Question

find all solutions of the system of equations algebraically. write your solutions as coordinate points.
y = x² + 4x - 61
7 = x - y
answer
two solutions
and
submit answer

Explanation:

Step1: Express y from the second equation

From \( 7 = x - y \), we can rewrite it as \( y = x - 7 \).

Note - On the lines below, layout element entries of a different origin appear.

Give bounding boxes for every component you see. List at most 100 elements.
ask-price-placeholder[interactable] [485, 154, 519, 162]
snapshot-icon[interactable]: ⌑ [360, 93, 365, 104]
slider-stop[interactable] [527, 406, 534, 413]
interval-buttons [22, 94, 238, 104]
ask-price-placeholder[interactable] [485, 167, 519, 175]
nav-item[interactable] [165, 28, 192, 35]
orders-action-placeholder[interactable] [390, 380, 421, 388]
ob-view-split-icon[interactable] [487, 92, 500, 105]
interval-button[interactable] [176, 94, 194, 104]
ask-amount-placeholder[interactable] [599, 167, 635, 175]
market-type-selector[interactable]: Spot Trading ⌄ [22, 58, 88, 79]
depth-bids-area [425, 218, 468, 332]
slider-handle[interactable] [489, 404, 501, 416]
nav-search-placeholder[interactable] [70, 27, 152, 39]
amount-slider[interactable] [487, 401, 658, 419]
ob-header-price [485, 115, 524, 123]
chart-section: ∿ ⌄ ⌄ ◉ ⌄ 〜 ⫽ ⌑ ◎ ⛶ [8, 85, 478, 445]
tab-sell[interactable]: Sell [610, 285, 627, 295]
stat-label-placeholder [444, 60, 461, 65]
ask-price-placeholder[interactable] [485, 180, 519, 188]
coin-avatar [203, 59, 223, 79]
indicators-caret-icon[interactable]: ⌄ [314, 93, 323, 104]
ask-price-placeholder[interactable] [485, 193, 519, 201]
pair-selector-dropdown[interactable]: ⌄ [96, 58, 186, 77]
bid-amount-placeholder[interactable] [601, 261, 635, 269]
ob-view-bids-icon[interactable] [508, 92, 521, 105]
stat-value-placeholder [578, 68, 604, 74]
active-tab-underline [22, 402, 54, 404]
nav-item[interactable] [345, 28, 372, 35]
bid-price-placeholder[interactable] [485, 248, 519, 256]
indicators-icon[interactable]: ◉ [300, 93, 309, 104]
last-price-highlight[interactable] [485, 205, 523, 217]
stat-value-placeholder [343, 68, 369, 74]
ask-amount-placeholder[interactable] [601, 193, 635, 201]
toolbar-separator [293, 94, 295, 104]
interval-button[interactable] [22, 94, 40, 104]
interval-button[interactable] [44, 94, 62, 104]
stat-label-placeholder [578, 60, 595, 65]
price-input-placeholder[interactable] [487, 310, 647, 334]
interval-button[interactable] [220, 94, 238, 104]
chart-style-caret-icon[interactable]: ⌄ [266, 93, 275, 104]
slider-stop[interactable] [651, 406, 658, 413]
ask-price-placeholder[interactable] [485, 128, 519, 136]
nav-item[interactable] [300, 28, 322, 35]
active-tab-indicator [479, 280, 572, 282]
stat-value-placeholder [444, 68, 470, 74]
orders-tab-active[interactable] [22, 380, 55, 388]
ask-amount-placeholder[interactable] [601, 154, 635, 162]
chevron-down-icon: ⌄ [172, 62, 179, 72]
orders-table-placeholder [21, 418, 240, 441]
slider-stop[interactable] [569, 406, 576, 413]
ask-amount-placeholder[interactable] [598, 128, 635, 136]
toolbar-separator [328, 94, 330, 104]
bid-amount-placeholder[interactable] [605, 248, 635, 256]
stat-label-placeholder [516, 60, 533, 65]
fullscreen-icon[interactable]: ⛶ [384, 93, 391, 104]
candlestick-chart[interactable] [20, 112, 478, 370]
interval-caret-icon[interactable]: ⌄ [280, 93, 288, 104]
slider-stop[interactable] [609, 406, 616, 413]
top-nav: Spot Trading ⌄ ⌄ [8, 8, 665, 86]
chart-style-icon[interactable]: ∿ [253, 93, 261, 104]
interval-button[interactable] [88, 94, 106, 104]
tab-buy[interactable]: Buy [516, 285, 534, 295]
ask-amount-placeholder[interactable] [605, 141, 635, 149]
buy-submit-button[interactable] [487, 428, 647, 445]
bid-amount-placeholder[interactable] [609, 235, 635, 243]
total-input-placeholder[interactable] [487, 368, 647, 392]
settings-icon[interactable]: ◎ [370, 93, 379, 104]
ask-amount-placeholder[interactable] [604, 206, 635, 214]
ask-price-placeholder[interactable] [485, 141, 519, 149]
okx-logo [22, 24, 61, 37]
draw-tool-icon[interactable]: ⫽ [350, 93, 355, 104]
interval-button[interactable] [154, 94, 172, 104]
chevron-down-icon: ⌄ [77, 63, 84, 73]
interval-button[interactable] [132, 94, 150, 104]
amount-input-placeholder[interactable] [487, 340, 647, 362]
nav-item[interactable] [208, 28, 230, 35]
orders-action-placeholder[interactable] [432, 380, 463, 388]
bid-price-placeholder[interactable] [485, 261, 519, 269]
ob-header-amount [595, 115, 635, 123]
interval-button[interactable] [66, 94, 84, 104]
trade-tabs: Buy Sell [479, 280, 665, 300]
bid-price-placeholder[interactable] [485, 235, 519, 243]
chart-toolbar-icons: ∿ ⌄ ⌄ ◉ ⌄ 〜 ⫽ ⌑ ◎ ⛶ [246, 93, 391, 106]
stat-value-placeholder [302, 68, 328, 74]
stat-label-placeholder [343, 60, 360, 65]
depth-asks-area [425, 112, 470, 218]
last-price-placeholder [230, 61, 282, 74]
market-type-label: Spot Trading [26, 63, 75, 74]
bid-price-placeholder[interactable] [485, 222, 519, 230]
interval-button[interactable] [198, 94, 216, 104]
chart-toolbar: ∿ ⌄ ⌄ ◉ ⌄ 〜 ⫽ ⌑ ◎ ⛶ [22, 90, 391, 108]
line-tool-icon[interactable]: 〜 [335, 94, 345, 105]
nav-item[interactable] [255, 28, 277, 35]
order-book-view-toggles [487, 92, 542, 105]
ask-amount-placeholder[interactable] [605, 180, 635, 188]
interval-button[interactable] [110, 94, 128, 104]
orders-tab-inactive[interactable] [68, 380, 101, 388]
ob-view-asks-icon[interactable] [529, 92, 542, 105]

Step2: Substitute y into the first equation

Substitute \( y = x - 7 \) into \( y = x^2 + 4x - 61 \), we get:
\( x - 7 = x^2 + 4x - 61 \)

Step3: Rearrange into standard quadratic form

Rearrange the equation: \( x^2 + 4x - 61 - x + 7 = 0 \)
Simplify to: \( x^2 + 3x - 54 = 0 \)

Step4: Factor the quadratic equation

Factor \( x^2 + 3x - 54 \): we need two numbers that multiply to -54 and add to 3. The numbers are 9 and -6.
So, \( (x + 9)(x - 6) = 0 \)

Step5: Solve for x

Set each factor equal to zero:
\( x + 9 = 0 \) gives \( x = -9 \)
\( x - 6 = 0 \) gives \( x = 6 \)

Step6: Find corresponding y values

For \( x = -9 \), substitute into \( y = x - 7 \): \( y = -9 - 7 = -16 \)
For \( x = 6 \), substitute into \( y = x - 7 \): \( y = 6 - 7 = -1 \)

Answer:

\((-9, -16)\) and \((6, -1)\)